〈クイーン伝説〉本当は一度断っていたという伝説のライヴエイドへの出演。「“過去のバンド”という烙印を払拭する絶好のチャンスだった」フレディ・マーキュリー
1991年11月24日、クイーンのボーカリスト、フレディ・マーキュリーがケンジントンの自宅で死去した。今から約30年前の出来事だが、いまだに日本でのクイーン人気は衰えることを知らない。そこで今回はクイーンがミュージシャンとして軌道に乗った1974年と、大ヒット映画『ボヘミアン・ラプソディ』のクライマックスとして描かれた1985年のライヴエイド出演について紹介しよう。 【画像】フレディ・マーキュリーが「とにかくめちゃめちゃヘヴィなんだよ」と言った曲
ファーストアルバムは「グラムロックの残りカス」と評された
1973年9月5日、フレディ・マーキュリーが27歳の誕生日を迎えたのは、クイーンがファーストアルバム『戦慄の王女』をリリースして2ヶ月が過ぎた頃だった。 アルバムにはドラマチックな展開やハイトーンなシャウトといった、クイーンの特徴的なサウンドが現れていたが、批評家からは「グラムロックの残りカス」などと酷評されてチャートインすることすら叶わなかった。 この頃のクイーンはまだほとんど無名で、数多くある野心的なバンドの一つに過ぎなかった。 しかしアメリカでは、83位ながらもアルバム・チャートでトップ100入りを果たすことができた。ドラムのロジャー・テイラーによれば、それが最初の兆候だったという。 10月からはデヴィッド・ボウイから提供された『すべての若き野郎ども』がヒットして人気を集めていたバンド、モット・ザ・フープルのツアーで前座を務めることになった。 批評家からはダメ出しされた彼らの音楽だったが、ライブに来た観客の反応はとてもよく、回を重ねるごとにファンは増加。

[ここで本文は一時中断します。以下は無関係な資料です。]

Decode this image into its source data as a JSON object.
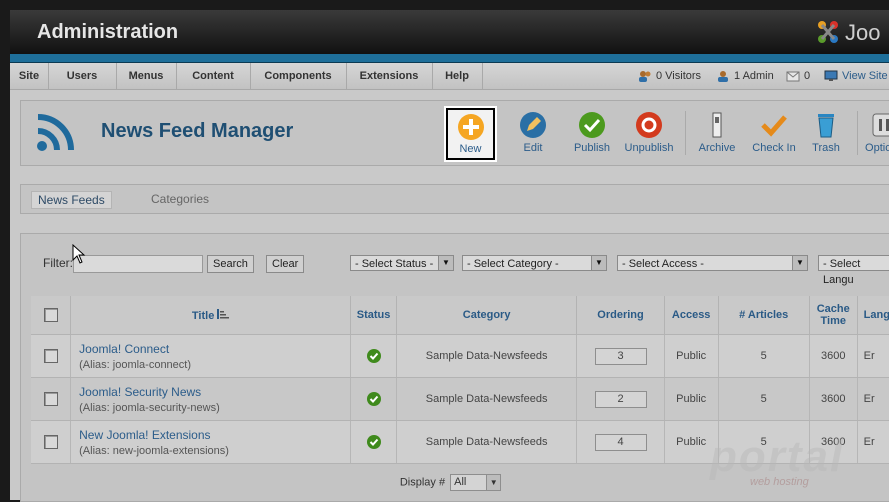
{
  "header": {
    "title": "Administration",
    "logo_text": "Joo"
  },
  "menu": {
    "items": [
      "Site",
      "Users",
      "Menus",
      "Content",
      "Components",
      "Extensions",
      "Help"
    ],
    "status": {
      "visitors": "0 Visitors",
      "admins": "1 Admin",
      "messages": "0",
      "view_site": "View Site"
    }
  },
  "page": {
    "title": "News Feed Manager",
    "icon": "rss-icon"
  },
  "toolbar": [
    {
      "label": "New",
      "icon": "plus-circle-icon",
      "highlighted": true
    },
    {
      "label": "Edit",
      "icon": "pencil-icon"
    },
    {
      "label": "Publish",
      "icon": "checkmark-icon"
    },
    {
      "label": "Unpublish",
      "icon": "stop-circle-icon"
    },
    {
      "label": "Archive",
      "icon": "archive-icon"
    },
    {
      "label": "Check In",
      "icon": "check-icon"
    },
    {
      "label": "Trash",
      "icon": "trash-icon"
    },
    {
      "label": "Options",
      "icon": "options-icon"
    }
  ],
  "subtabs": {
    "active": "News Feeds",
    "other": "Categories"
  },
  "filter": {
    "label": "Filter:",
    "value": "",
    "search_label": "Search",
    "clear_label": "Clear",
    "status_select": "- Select Status -",
    "category_select": "- Select Category -",
    "access_select": "- Select Access -",
    "language_select": "- Select Langu"
  },
  "table": {
    "columns": [
      "Title",
      "Status",
      "Category",
      "Ordering",
      "Access",
      "# Articles",
      "Cache Time",
      "Lang"
    ],
    "rows": [
      {
        "title": "Joomla! Connect",
        "alias": "(Alias: joomla-connect)",
        "category": "Sample Data-Newsfeeds",
        "ordering": "3",
        "access": "Public",
        "articles": "5",
        "cache": "3600",
        "lang": "Er"
      },
      {
        "title": "Joomla! Security News",
        "alias": "(Alias: joomla-security-news)",
        "category": "Sample Data-Newsfeeds",
        "ordering": "2",
        "access": "Public",
        "articles": "5",
        "cache": "3600",
        "lang": "Er"
      },
      {
        "title": "New Joomla! Extensions",
        "alias": "(Alias: new-joomla-extensions)",
        "category": "Sample Data-Newsfeeds",
        "ordering": "4",
        "access": "Public",
        "articles": "5",
        "cache": "3600",
        "lang": "Er"
      }
    ]
  },
  "footer": {
    "display_label": "Display #",
    "display_value": "All"
  },
  "watermark": {
    "text": "portal",
    "sub": "web hosting"
  },
  "colors": {
    "accent_blue": "#1e6f9a",
    "link": "#2b5c8a",
    "new_orange": "#f5a623",
    "publish_green": "#4c9a1e",
    "unpublish_red": "#d33a1d"
  }
}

遂にはモット・ザ・フープのツアーにもかかわらず、観客の半分がクイーン目当てに観に来るほどになった。 そんな中、同じプロダクションのデヴィッド・ボウイと仕事をしていた写真家のミック・ロックを紹介されたことから、バンドのヴィジュアル・イメージを固めるための写真撮影が行われる。 ここで撮影した、上半身裸で化粧をした男4人の写真は、またしても批評家から酷評を集めることになったが、これによってクイーンのイメージは確立したのだ。